O castigo para o parricida foi estabelecido no tempo da república romana, ou mesmo antes e tinha sido definido por sacerdotes, em vez de legisladores, pois pretendia reproduzir a ira do pai Júpiter sobre o infame que ousa assassinar a semente que lhe deu a vida.
O horrendo castigo consistia numa série de passos que esta gravura apresenta muito bem. Depois do julgamento, o mau filho era conduzido para fora da cidade e toda a cidade era convocada ao toque de trombetas para assistir.
Eram colocados dois
pedestais à altura dos joelhos do parricida. Este, já completamente despido, punha um pé em cada pedestal, ficando acocorado e com as mãos presas atrás das costas. Era depois chicoteado repetidas vezes, até ao ponto, em que o parricida pudesse ver o seu sangue correr pelo chão, sangue esse que lhe tinha sido dado pelo pai e assim compreendia o sacrilégio de ter ofendido a origem da própria vida.
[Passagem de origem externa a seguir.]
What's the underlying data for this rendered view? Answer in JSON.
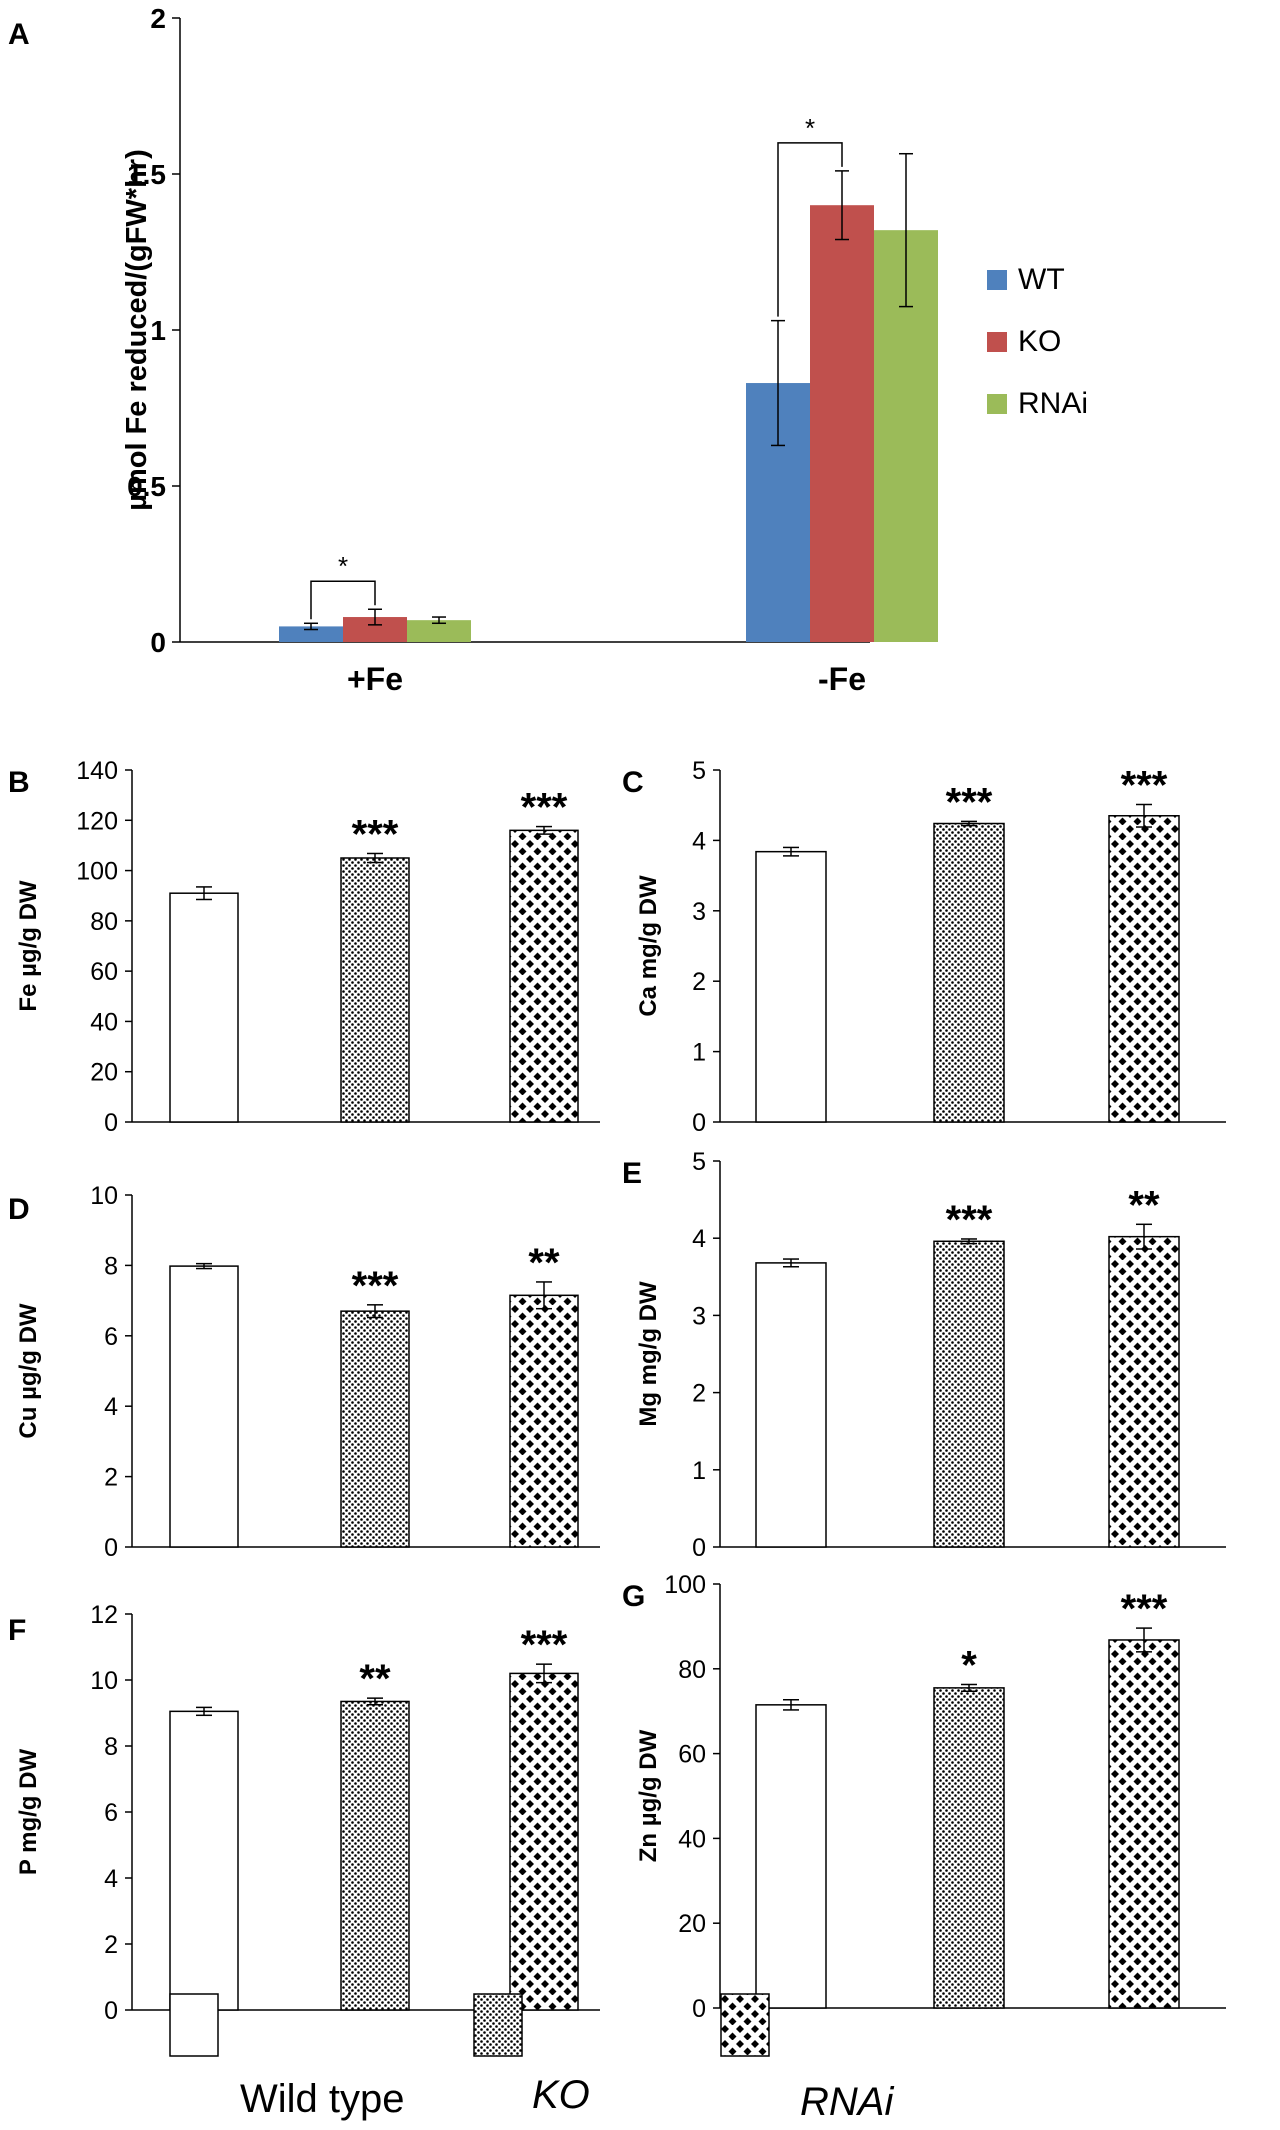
{
  "figure": {
    "patterns": {
      "wt_fill": "#ffffff",
      "ko_dot": "#000000",
      "rnai_cross": "#000000"
    },
    "legend": {
      "wt_label": "Wild type",
      "ko_label": "KO",
      "rnai_label": "RNAi"
    }
  },
  "chart_data": [
    {
      "id": "A",
      "panel_letter": "A",
      "type": "bar",
      "ylabel": "µmol Fe reduced/(gFW*hr)",
      "ylim": [
        0,
        2
      ],
      "yticks": [
        0,
        0.5,
        1,
        1.5,
        2
      ],
      "ytick_labels": [
        "0",
        "0.5",
        "1",
        "1.5",
        "2"
      ],
      "categories": [
        "+Fe",
        "-Fe"
      ],
      "series": [
        {
          "name": "WT",
          "color": "#4F81BD",
          "values": [
            0.05,
            0.83
          ],
          "errors": [
            0.01,
            0.2
          ]
        },
        {
          "name": "KO",
          "color": "#C0504D",
          "values": [
            0.08,
            1.4
          ],
          "errors": [
            0.025,
            0.11
          ]
        },
        {
          "name": "RNAi",
          "color": "#9BBB59",
          "values": [
            0.07,
            1.32
          ],
          "errors": [
            0.01,
            0.245
          ]
        }
      ],
      "significance": [
        {
          "category": "+Fe",
          "between": [
            "WT",
            "KO"
          ],
          "label": "*"
        },
        {
          "category": "-Fe",
          "between": [
            "WT",
            "KO"
          ],
          "label": "*"
        }
      ],
      "legend_position": "right"
    },
    {
      "id": "B",
      "panel_letter": "B",
      "type": "bar",
      "ylabel": "Fe µg/g DW",
      "ylim": [
        0,
        140
      ],
      "yticks": [
        0,
        20,
        40,
        60,
        80,
        100,
        120,
        140
      ],
      "ytick_labels": [
        "0",
        "20",
        "40",
        "60",
        "80",
        "100",
        "120",
        "140"
      ],
      "categories": [
        "Wild type",
        "KO",
        "RNAi"
      ],
      "values": [
        91,
        105,
        116
      ],
      "errors": [
        2.5,
        1.8,
        1.5
      ],
      "significance": [
        "",
        "***",
        "***"
      ]
    },
    {
      "id": "C",
      "panel_letter": "C",
      "type": "bar",
      "ylabel": "Ca mg/g DW",
      "ylim": [
        0,
        5
      ],
      "yticks": [
        0,
        1,
        2,
        3,
        4,
        5
      ],
      "ytick_labels": [
        "0",
        "1",
        "2",
        "3",
        "4",
        "5"
      ],
      "categories": [
        "Wild type",
        "KO",
        "RNAi"
      ],
      "values": [
        3.84,
        4.24,
        4.35
      ],
      "errors": [
        0.06,
        0.03,
        0.16
      ],
      "significance": [
        "",
        "***",
        "***"
      ]
    },
    {
      "id": "D",
      "panel_letter": "D",
      "type": "bar",
      "ylabel": "Cu µg/g DW",
      "ylim": [
        0,
        10
      ],
      "yticks": [
        0,
        2,
        4,
        6,
        8,
        10
      ],
      "ytick_labels": [
        "0",
        "2",
        "4",
        "6",
        "8",
        "10"
      ],
      "categories": [
        "Wild type",
        "KO",
        "RNAi"
      ],
      "values": [
        7.98,
        6.7,
        7.15
      ],
      "errors": [
        0.07,
        0.18,
        0.38
      ],
      "significance": [
        "",
        "***",
        "**"
      ]
    },
    {
      "id": "E",
      "panel_letter": "E",
      "type": "bar",
      "ylabel": "Mg mg/g DW",
      "ylim": [
        0,
        5
      ],
      "yticks": [
        0,
        1,
        2,
        3,
        4,
        5
      ],
      "ytick_labels": [
        "0",
        "1",
        "2",
        "3",
        "4",
        "5"
      ],
      "categories": [
        "Wild type",
        "KO",
        "RNAi"
      ],
      "values": [
        3.68,
        3.96,
        4.02
      ],
      "errors": [
        0.05,
        0.03,
        0.16
      ],
      "significance": [
        "",
        "***",
        "**"
      ]
    },
    {
      "id": "F",
      "panel_letter": "F",
      "type": "bar",
      "ylabel": "P mg/g DW",
      "ylim": [
        0,
        12
      ],
      "yticks": [
        0,
        2,
        4,
        6,
        8,
        10,
        12
      ],
      "ytick_labels": [
        "0",
        "2",
        "4",
        "6",
        "8",
        "10",
        "12"
      ],
      "categories": [
        "Wild type",
        "KO",
        "RNAi"
      ],
      "values": [
        9.05,
        9.35,
        10.2
      ],
      "errors": [
        0.12,
        0.1,
        0.28
      ],
      "significance": [
        "",
        "**",
        "***"
      ]
    },
    {
      "id": "G",
      "panel_letter": "G",
      "type": "bar",
      "ylabel": "Zn µg/g DW",
      "ylim": [
        0,
        100
      ],
      "yticks": [
        0,
        20,
        40,
        60,
        80,
        100
      ],
      "ytick_labels": [
        "0",
        "20",
        "40",
        "60",
        "80",
        "100"
      ],
      "categories": [
        "Wild type",
        "KO",
        "RNAi"
      ],
      "values": [
        71.5,
        75.5,
        86.8
      ],
      "errors": [
        1.2,
        0.8,
        2.8
      ],
      "significance": [
        "",
        "*",
        "***"
      ]
    }
  ]
}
Depois dos carrascos terem terminado o seu trabalho, o criminoso era conduzido até a um saco de peles, cosido de forma a não deixar entrar nem água, nem ar, enquanto que a populaça lhe atirava excrementos e o insultava. De seguida, o parricida era colocado no referido saco, o que significava que se estavam a devolve-lo ao ventre materno. Punham-se nesse mesmo saco os seguintes animais:
- Um galo e um cão, símbolos protectores do lar, que tinham falhado na naccção de proteger o
pater famílias e eram por isso também castigados;
- uma serpente, que segundo se acreditava teria morto a sua mãe à nascença;
- Por fim, um macaco, a mais cruel paródia da humanidade feita aos Deuses
O saco era hermeticamente fechado e lançado ao Tibre, aqui representado pela figura alegórica do homem nu, reclinado sobre uma pedra, no canto inferior direito. O pobre homem tinha pois uma morte horrível e o seu cadáver acabava em mar alto, significando todo este percurso, que Júpiter tinha-o condenado em terra, tinha sido lançado a Neptuno, o Deus das Águas e este entregou-o a Plutão, o
deus da morte e dos infernos.
Este era então o terrível castigo destinado aos parricidas, na Antiga Roma, mas agora importa falar um pouco sobre a gravura, que está assinada, mas não tem título nem data.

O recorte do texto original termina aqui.